By Michael Parnell
The Janay and Ray Rice video shows what happened that night in February. It is clear that Mr. Rice punched his then fiancée so hard it knocked her out.
The first video showed the aftermath of what took place on that elevator in Atlantic City. We saw the now Mrs. Rice being pulled from the car. That first video is the one which prompted Roger Goodell and his NFL leadership to decide that the proper punishment for Mr. Rice, who played for the Baltimore Ravens, was a two-game suspension.
Now that the second video is out in the public eye, Mr. Rice is now suspended indefinitely and his contract with the Ravens terminated.
The comedian Chris Rock commented on this by saying, “Just to be clear, Ray Rice was not fired for beating his wife. He was fired because a video of him beating his wife was released.”
The truth of the matter is that what has been done in this case by Mr. Goodell and the NFL is only been done to save their own face. It reminds me of a line from Blazing Saddles: “Gentlemen, we must do something to save our phony baloney jobs!”
A message needs to be sent to the powers that be that we, the public which consumes their product, are disgusted with the way they have handled this and we are disgusted with the idea that a player in their league can beat his wife and literally get away with it.
What I am going to do is not watch their product for one week.
I love football. I played football until no one wanted me to play any longer. I love watching football.
The NFL is the number one viewed sport in this country — a multi-billion dollar industry.
The only way we can truly register our outrage at what seems to the NFL’s attitude toward women is to not watch their product. To affect the ratings is the only way to let them know that there is a problem in the way they run their business.
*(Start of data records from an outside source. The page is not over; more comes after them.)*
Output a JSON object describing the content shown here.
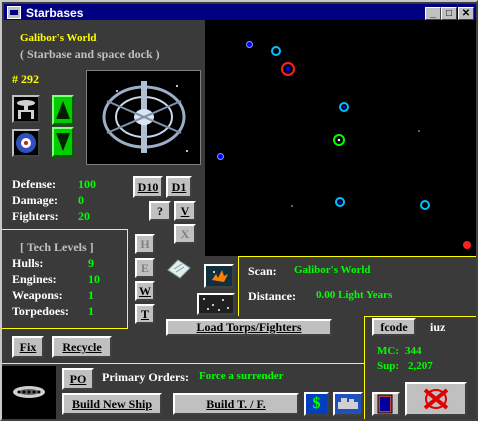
{
  "window": {
    "title": "Starbases"
  },
  "base": {
    "planet_name": "Galibor's World",
    "description": "( Starbase and space dock )",
    "id_label": "# 292"
  },
  "stats": {
    "defense_label": "Defense:",
    "defense": "100",
    "damage_label": "Damage:",
    "damage": "0",
    "fighters_label": "Fighters:",
    "fighters": "20"
  },
  "tech": {
    "header": "[ Tech Levels ]",
    "hulls_label": "Hulls:",
    "hulls": "9",
    "engines_label": "Engines:",
    "engines": "10",
    "weapons_label": "Weapons:",
    "weapons": "1",
    "torpedoes_label": "Torpedoes:",
    "torpedoes": "1"
  },
  "buttons": {
    "d10": "D10",
    "d1": "D1",
    "q": "?",
    "v": "V",
    "x": "X",
    "h": "H",
    "e": "E",
    "w": "W",
    "t": "T",
    "fix": "Fix",
    "recycle": "Recycle",
    "po": "PO",
    "build_ship": "Build New Ship",
    "build_tf": "Build T. / F.",
    "load": "Load Torps/Fighters",
    "fcode": "fcode",
    "dollar": "$"
  },
  "scan": {
    "scan_label": "Scan:",
    "scan_value": "Galibor's World",
    "distance_label": "Distance:",
    "distance_value": "0.00 Light Years"
  },
  "orders": {
    "label": "Primary Orders:",
    "value": "Force a surrender"
  },
  "fcode_value": "iuz",
  "resources": {
    "mc_label": "MC:",
    "mc": "344",
    "sup_label": "Sup:",
    "sup": "2,207"
  },
  "colors": {
    "accent_yellow": "#ffff00",
    "value_green": "#00ff00",
    "titlebar": "#000080",
    "panel": "#3a3a3a"
  }
}
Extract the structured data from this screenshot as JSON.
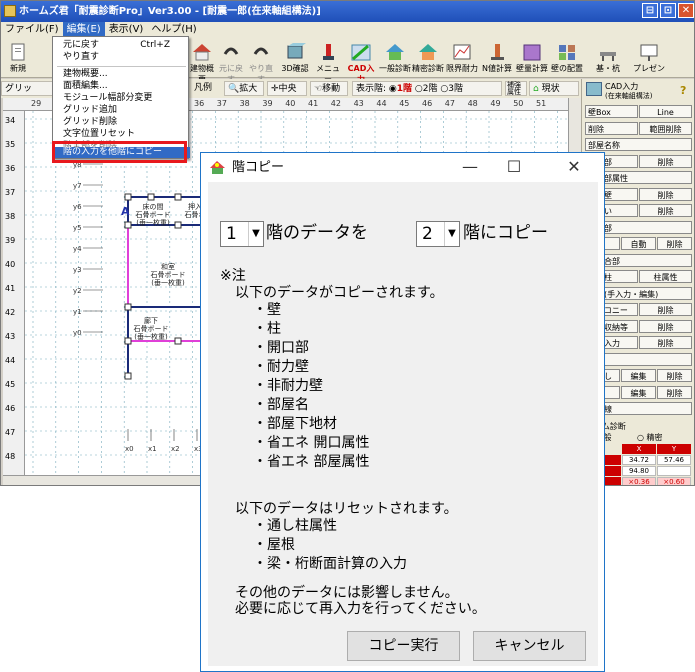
{
  "window": {
    "title": "ホームズ君「耐震診断Pro」Ver3.00 - [耐震一郎(在来軸組構法)]",
    "buttons": [
      "⊟",
      "⊡",
      "✕"
    ]
  },
  "menubar": {
    "items": [
      "ファイル(F)",
      "編集(E)",
      "表示(V)",
      "ヘルプ(H)"
    ]
  },
  "toolbar": {
    "buttons": [
      "新規",
      "建物概要",
      "元に戻す",
      "やり直す",
      "3D確認",
      "メニュー",
      "CAD入力",
      "一般診断",
      "精密診断",
      "限界耐力",
      "N値計算",
      "壁量計算",
      "壁の配置",
      "基・杭",
      "プレゼン"
    ]
  },
  "statusbar2": {
    "grid_label": "グリッド:1/",
    "legend": "凡例",
    "zoom": "拡大",
    "center": "中央",
    "move": "移動",
    "floor_label": "表示階:",
    "floor1": "1階",
    "floor2": "2階",
    "floor3": "3階",
    "reinforce": "補強\n属性",
    "status": "現状"
  },
  "ruler": {
    "top": [
      "29",
      "36",
      "37",
      "38",
      "39",
      "40",
      "41",
      "42",
      "43",
      "44",
      "45",
      "46",
      "47",
      "48",
      "49",
      "50",
      "51"
    ],
    "left": [
      "34",
      "35",
      "36",
      "37",
      "38",
      "39",
      "40",
      "41",
      "42",
      "43",
      "44",
      "45",
      "46",
      "47",
      "48"
    ]
  },
  "canvas": {
    "grid_y": [
      "y9",
      "y8",
      "y7",
      "y6",
      "y5",
      "y4",
      "y3",
      "y2",
      "y1",
      "y0"
    ],
    "grid_x": [
      "x0",
      "x1",
      "x2",
      "x3"
    ],
    "room1": [
      "床の間",
      "石骨ボード",
      "(垂一枚重)"
    ],
    "room2": [
      "押入",
      "石骨ボ"
    ],
    "room3": [
      "和室",
      "石骨ボード",
      "(垂一枚重)"
    ],
    "room4": [
      "廊下",
      "石骨ボード",
      "(垂一枚重)"
    ],
    "mark": "A"
  },
  "editmenu": {
    "items": [
      {
        "label": "元に戻す",
        "shortcut": "Ctrl+Z"
      },
      {
        "label": "やり直す",
        "shortcut": ""
      },
      {
        "label": "建物概要...",
        "shortcut": ""
      },
      {
        "label": "面積編集...",
        "shortcut": ""
      },
      {
        "label": "モジュール幅部分変更",
        "shortcut": ""
      },
      {
        "label": "グリッド追加",
        "shortcut": ""
      },
      {
        "label": "グリッド削除",
        "shortcut": ""
      },
      {
        "label": "文字位置リセット",
        "shortcut": ""
      },
      {
        "label": "階全部を削除",
        "shortcut": ""
      },
      {
        "label": "階の入力を他階にコピー",
        "shortcut": ""
      }
    ]
  },
  "rightpanel": {
    "cad_label": "CAD入力",
    "cad_sub": "(在来軸組構法)",
    "help": "?",
    "rows": [
      [
        "壁Box",
        "Line"
      ],
      [
        "削除",
        "範囲削除"
      ],
      [
        "部屋名称",
        ""
      ],
      [
        "開口部",
        "削除"
      ],
      [
        "開口部属性",
        ""
      ],
      [
        "耐力壁",
        "削除"
      ],
      [
        "筋かい",
        "削除"
      ],
      [
        "接合部",
        ""
      ],
      [
        "柱",
        "自動",
        "削除"
      ],
      [
        "柱接合部",
        ""
      ],
      [
        "通し柱",
        "柱属性"
      ],
      [
        "屋根(手入力・編集)",
        ""
      ],
      [
        "バルコニー",
        "削除"
      ],
      [
        "屋裏収納等",
        "削除"
      ],
      [
        "部分入力",
        "削除"
      ],
      [
        "編集",
        ""
      ],
      [
        "吹出し",
        "編集",
        "削除"
      ],
      [
        "画像",
        "編集",
        "削除"
      ],
      [
        "寸法線",
        ""
      ]
    ],
    "realtime_title": "タイム診断",
    "radio_general": "一般",
    "radio_precise": "精密",
    "table_head": [
      "X",
      "Y"
    ],
    "table_rows": [
      [
        "耐力",
        "34.72",
        "57.46"
      ],
      [
        "耐力",
        "94.80",
        ""
      ],
      [
        "点",
        "×0.36",
        "×0.60"
      ]
    ],
    "scale": "910mm"
  },
  "dialog": {
    "title": "階コピー",
    "from_floor": "1",
    "text_mid": "階のデータを",
    "to_floor": "2",
    "text_end": "階にコピー",
    "note_head": "※注",
    "copied_intro": "以下のデータがコピーされます。",
    "copied_items": [
      "・壁",
      "・柱",
      "・開口部",
      "・耐力壁",
      "・非耐力壁",
      "・部屋名",
      "・部屋下地材",
      "・省エネ 開口属性",
      "・省エネ 部屋属性"
    ],
    "reset_intro": "以下のデータはリセットされます。",
    "reset_items": [
      "・通し柱属性",
      "・屋根",
      "・梁・桁断面計算の入力"
    ],
    "footer1": "その他のデータには影響しません。",
    "footer2": "必要に応じて再入力を行ってください。",
    "btn_execute": "コピー実行",
    "btn_cancel": "キャンセル",
    "minimize": "—",
    "maximize": "☐",
    "close": "✕"
  },
  "colors": {
    "titlebar": "#2a5fcb",
    "highlight": "#316ac5",
    "callout": "#e8191d",
    "wall_navy": "#1a2a78",
    "wall_pink": "#e040d8"
  }
}
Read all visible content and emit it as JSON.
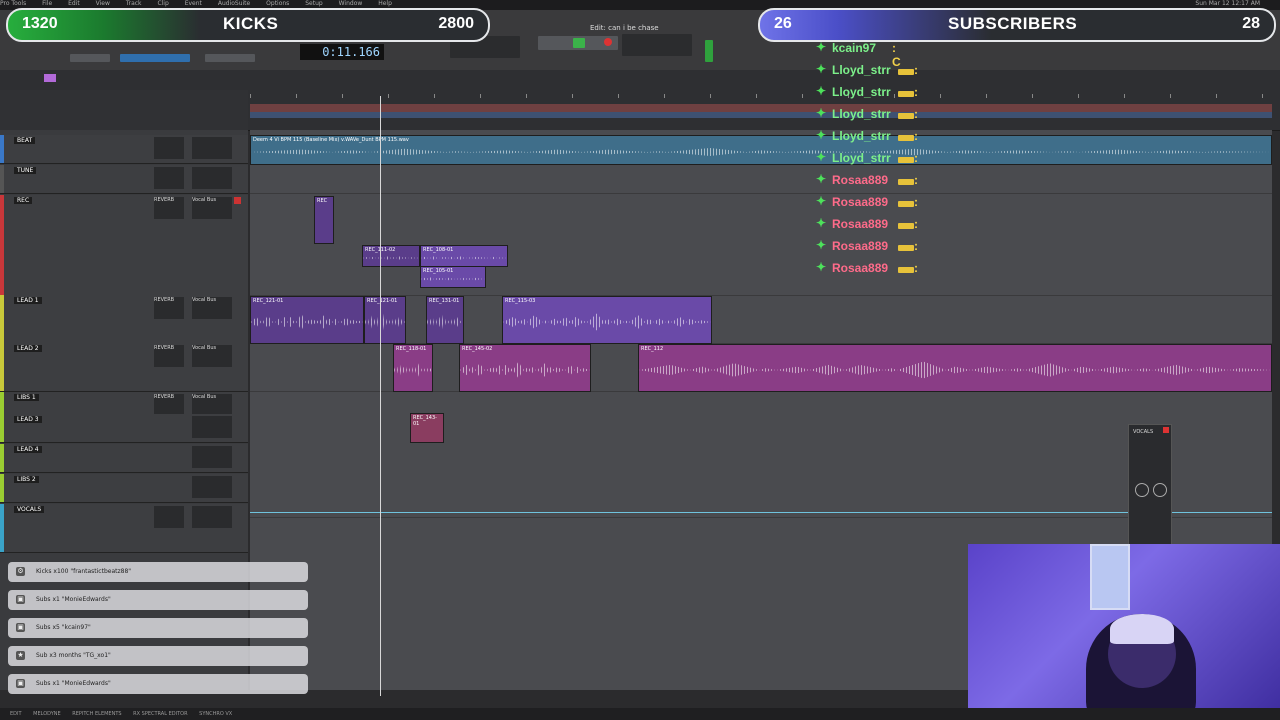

My reason for wanting this done is to ask people to wake up to what is taking place around them. A commentator told the truth about us, the viewing public. We are disgusted by what we saw on that video, but when it comes time to watch our team play, we sit down in front of the television and continue to watch as if nothing happened.
We compartmentalize our lives. There is outrage here, but we set that outrage aside quickly when it comes to something we want to do that involves the people that are part of the outrage.
When I put forth this idea, a person I knew said he did not like it because it would hurt the players. The players are not going to be hurt by this at all. The players have contracts and will be paid.
The people who will be hurt are the owners of teams and the NFL. They live by the ratings. Their money comes from advertising, and advertising rates come from eyeballs on the television. Taking one week and refusing to watch their product is the best way to register displeasure in how this sordid affair has been handled.
Let us join together and not watch the NFL for one week. Let the powers that be know that we do not accept violence against women.